PADARIA – POR CLAUDIA ZANATTA
E quando o cheiro de pão não chega a se espalhar no ar?
Ali estávamos nós, quarta-feira pela manhã, levando as extensões, as duas panificadoras domésticas, um forninho elétrico, a farinha, uma mesinha e uma cadeira de armar. Local de trabalho: uma vaga de estacionamento e uma entrada de um banco no Campus Central da UFRGS. Energia para os equipamentos? Uma tomada dentro do banco e outra dentro do Museu ao lado da vaga.
Tudo muito bem, tudo muito bom. Krishna fazendo os pães e colocando-os para assar. Milene e eu a organizar a parte elétrica. Ernesto dando força ajudando com os materiais e fazendo aqui e ali umas fotos. Um pãozinho pronto e algumas pessoas perguntando se podiam pegar uma fatia. Claro, só pegar. Obrigada, e em geral, um sorriso.
Estávamos bem na linda manhã de primavera depois de um longo período de chuvas durante todo o mês de setembro. Esta manhã de dois de outubro estava mesmo bonita.
Mas como toda historinha sempre tem um desmancha-prazeres, lá veio o chefe da segurança do Campus Central: celular na mão e ponto na orelha: Quem são vocês e onde está a autorização para a banca?
Banca? Que banca?
Aquela mesa com o pão em cima.
Aquilo não é uma banca. Não estamos vendendo nada. Estamos fazendo pão e lanchando.
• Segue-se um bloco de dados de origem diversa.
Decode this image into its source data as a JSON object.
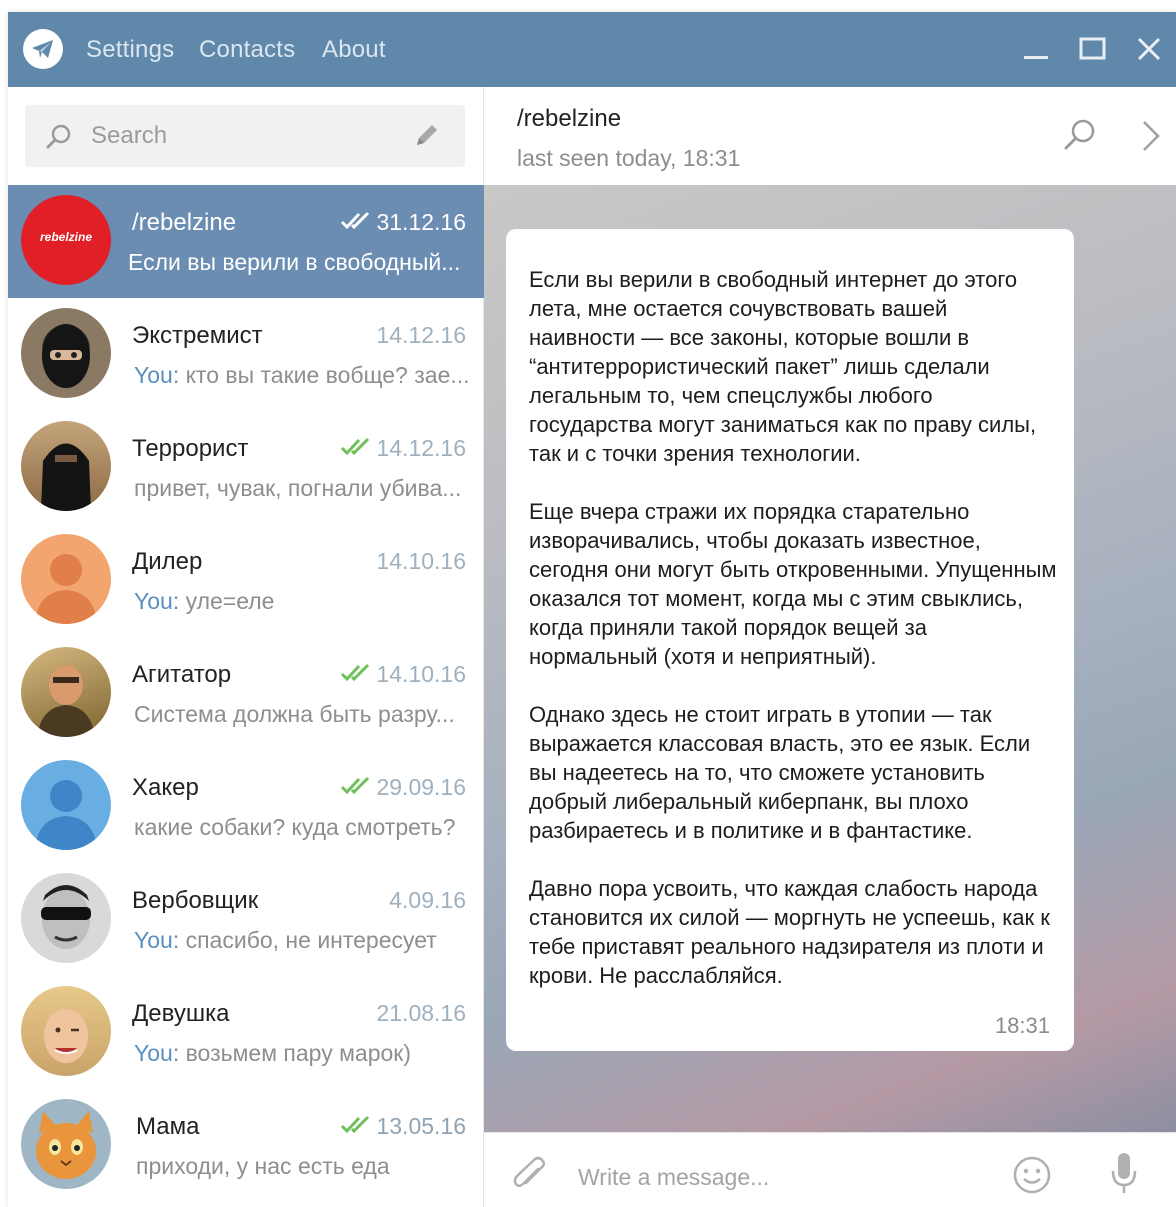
{
  "app": {
    "menu": [
      "Settings",
      "Contacts",
      "About"
    ]
  },
  "sidebar": {
    "search_placeholder": "Search",
    "chats": [
      {
        "name": "/rebelzine",
        "date": "31.12.16",
        "prefix": "",
        "preview": "Если вы верили в свободный...",
        "read": true,
        "active": true,
        "avatar_text": "rebelzine"
      },
      {
        "name": "Экстремист",
        "date": "14.12.16",
        "prefix": "You:",
        "preview": "кто вы такие вобще? зае...",
        "read": false
      },
      {
        "name": "Террорист",
        "date": "14.12.16",
        "prefix": "",
        "preview": "привет, чувак, погнали убива...",
        "read": true
      },
      {
        "name": "Дилер",
        "date": "14.10.16",
        "prefix": "You:",
        "preview": "уле=еле",
        "read": false
      },
      {
        "name": "Агитатор",
        "date": "14.10.16",
        "prefix": "",
        "preview": "Система должна быть разру...",
        "read": true
      },
      {
        "name": "Хакер",
        "date": "29.09.16",
        "prefix": "",
        "preview": "какие собаки? куда смотреть?",
        "read": true
      },
      {
        "name": "Вербовщик",
        "date": "4.09.16",
        "prefix": "You:",
        "preview": "спасибо, не интересует",
        "read": false
      },
      {
        "name": "Девушка",
        "date": "21.08.16",
        "prefix": "You:",
        "preview": "возьмем пару марок)",
        "read": false
      },
      {
        "name": "Мама",
        "date": "13.05.16",
        "prefix": "",
        "preview": "приходи, у нас есть еда",
        "read": true
      }
    ]
  },
  "chat": {
    "peer_name": "/rebelzine",
    "status": "last seen today, 18:31",
    "message": {
      "text": "Если вы верили в свободный интернет до этого лета, мне остается сочувствовать вашей наивности — все законы, которые вошли в “антитеррористический пакет” лишь сделали легальным то, чем спецслужбы любого государства могут заниматься как по праву силы, так и с точки зрения технологии.\n\nЕще вчера стражи их порядка старательно изворачивались, чтобы доказать известное, сегодня они могут быть откровенными. Упущенным оказался тот момент, когда мы с этим свыклись, когда приняли такой порядок вещей за нормальный (хотя и неприятный).\n\nОднако здесь не стоит играть в утопии — так выражается классовая власть, это ее язык. Если вы надеетесь на то, что сможете установить добрый либеральный киберпанк, вы плохо разбираетесь и в политике и в фантастике.\n\nДавно пора усвоить, что каждая слабость народа становится их силой — моргнуть не успеешь, как к тебе приставят реального надзирателя из плоти и крови. Не расслабляйся.",
      "time": "18:31"
    },
    "composer_placeholder": "Write a message..."
  },
  "colors": {
    "titlebar": "#5f88ab",
    "active_chat": "#6a8db1",
    "read_tick": "#6fbf5a",
    "you_prefix": "#5b8fbf"
  }
}
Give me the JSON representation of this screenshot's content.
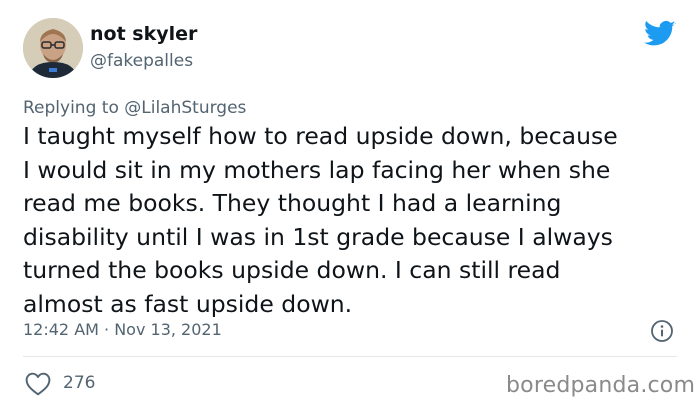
{
  "author": {
    "display_name": "not skyler",
    "handle": "@fakepalles"
  },
  "reply": {
    "prefix": "Replying to ",
    "mention": "@LilahSturges"
  },
  "body_lines": [
    "I taught myself how to read upside down, because",
    "I would sit in my mothers lap facing her when she",
    "read me books. They thought I had a learning",
    "disability until I was in 1st grade because I always",
    "turned the books upside down. I can still read",
    "almost as fast upside down."
  ],
  "meta": {
    "timestamp": "12:42 AM · Nov 13, 2021"
  },
  "engagement": {
    "likes": "276"
  },
  "watermark": "boredpanda.com",
  "icons": {
    "brand": "twitter-bird-icon",
    "info": "info-icon",
    "like": "heart-icon"
  },
  "colors": {
    "twitter_blue": "#1d9bf0",
    "text_primary": "#0f1419",
    "text_secondary": "#536471"
  }
}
Não importa. É preciso autorização.
Onde está escrito que não se pode estar lanchando aqui?
Não é isto. O problema é que para fazer uma ocupação no espaço do Campus é preciso autorização.
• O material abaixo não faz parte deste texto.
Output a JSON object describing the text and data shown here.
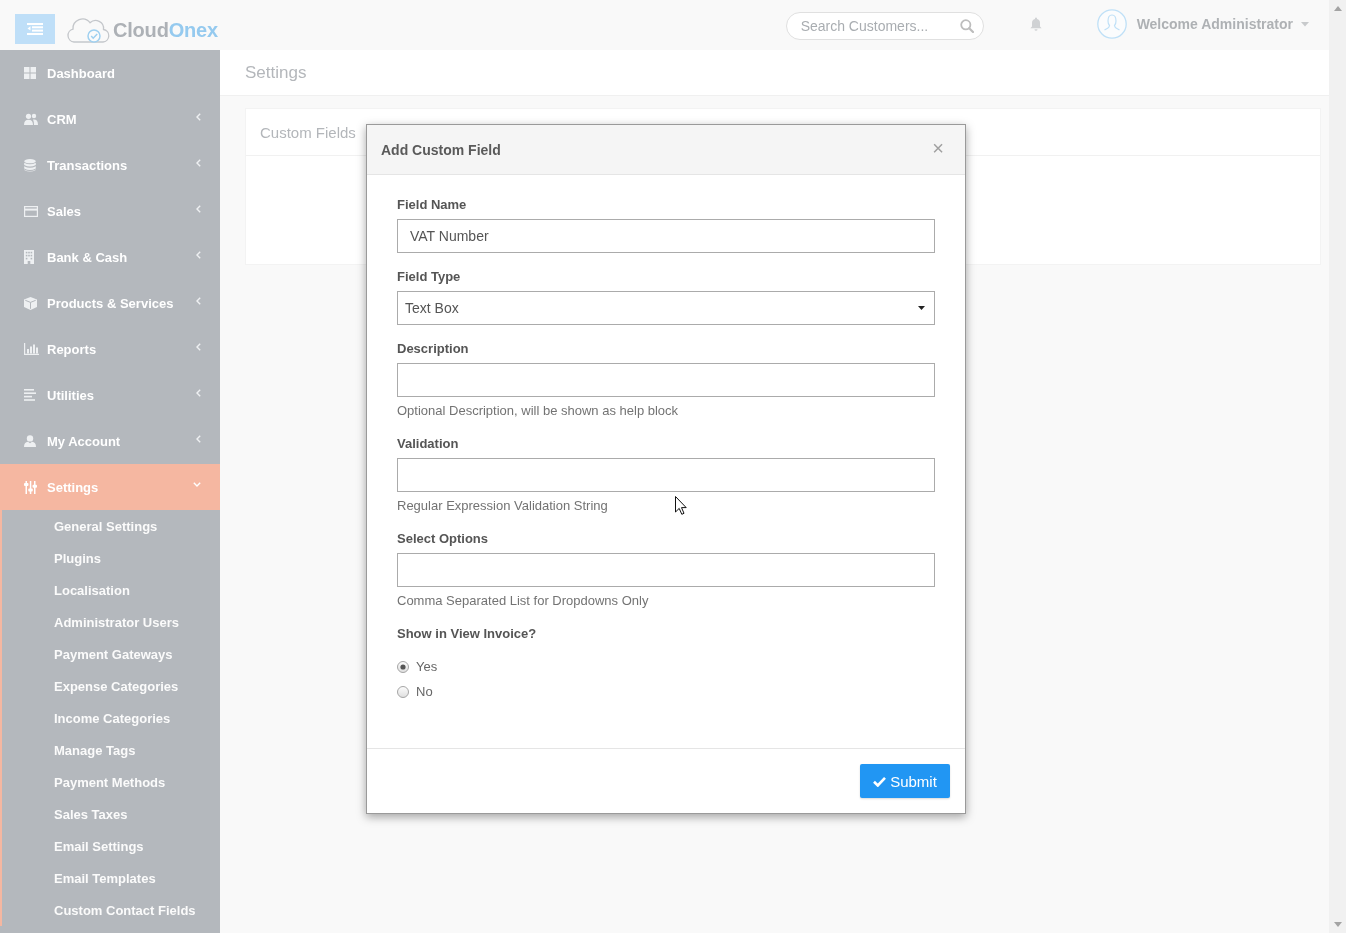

Mas estamos aqui, sentadas, lanchando.
Não posso deixar vocês aí porque estimularia outras pessoas a fazerem o mesmo. Chegar aqui e fazer isso aí que nem sei que nome dar.
O nome disso é pão.
Não importa. Se deixo vocês aí, daqui a pouco vão estar outras pessoas aí vendendo. Dias atrás estiveram aí uns distribuidores doando bíblias e tivemos que retirá-los porque a universidade é laica. Não estavam vendendo, mas não podiam ficar.
Mas não estamos doando nem vendendo nada. Estamos lanchando. O diferente é que não trouxemos o lanche pronto. Estamos fazendo ele aqui mesmo.
Não pode sem permissão. Vejo que estão pegando energia do Museu. Isto é proibido sem autorização.
Mas foi o Museu mesmo quem cedeu a energia.
Ato contínuo, o chefe da segurança entra no Museu e demora bastante a sair. Mas não tanto tempo que permita que um pãozinho fique pronto. Estávamos tendo problemas com o forninho ligado na tomada do banco que não funcionava. Os pãezinhos mesmo assim cresciam sob o calor forte do sol. Finalmente lá sai do Museu o chefe da segurança. Passa por nós e desaparece. Ali seguimos a esperar nossos pães que estavam a se fazer nas panificadoras (que aliás são muito simpáticas: iguais a duas ovelhinhas brancas sacudiam alegremente a massa na vaga do estacionamento). Lá vem de volta o chefe da segurança. Entra no Museu novamente e sai com a diretora do Museu que é uma pessoa bacana e está preocupadíssima com a repercussão que possa ter o fato do empréstimo da tomada para ligar duas panificadoras sem autorização dos órgãos competentes de coisa nenhuma neste Campus que é um grande estacionamento: para onde olhamos, vemos carros. Lero-lero retomado: precisam de autorização. Certo, autorização, mas exatamente para que? Para poder usar as tomadas. Certo, vamos lá buscar a tal autorização. Entramos no Museu. A diretora do Museu pergunta como deve denominar o que estamos fazendo. Chamamos de inserção de arte contemporânea. A diretora faz cara de: Não posso impedir isso seja lá o que for. Se impedir, fico com pecha de impedir inserção contemporânea. Telefona daqui e dali: sim, elas precisam de uma autorização, inserção contemporânea, já estão quase terminando, uns pães, hahã, certo. Desliga o telefone, olha para nós e diz que a autorização só sairia em alguns dias. Depois, pergunta: quanto tempo levaria para terminarmos os pães? Duas horas, mas ok, ficamos com pena da situação dela e decidimos retirar o equipamento da tomada. Resumo da ópera: desligamos os equipamentos, pãezinhos murcham um pouco, mas não tanto, pois imediatamente levamos e ligamos as panificadoras em nossa sala de aula. O aroma do pão começa a se espalhar. Sentamos embaixo de uma árvore para analisar a situação e tomar um suco. Onde foi exatamente que infringimos a lei?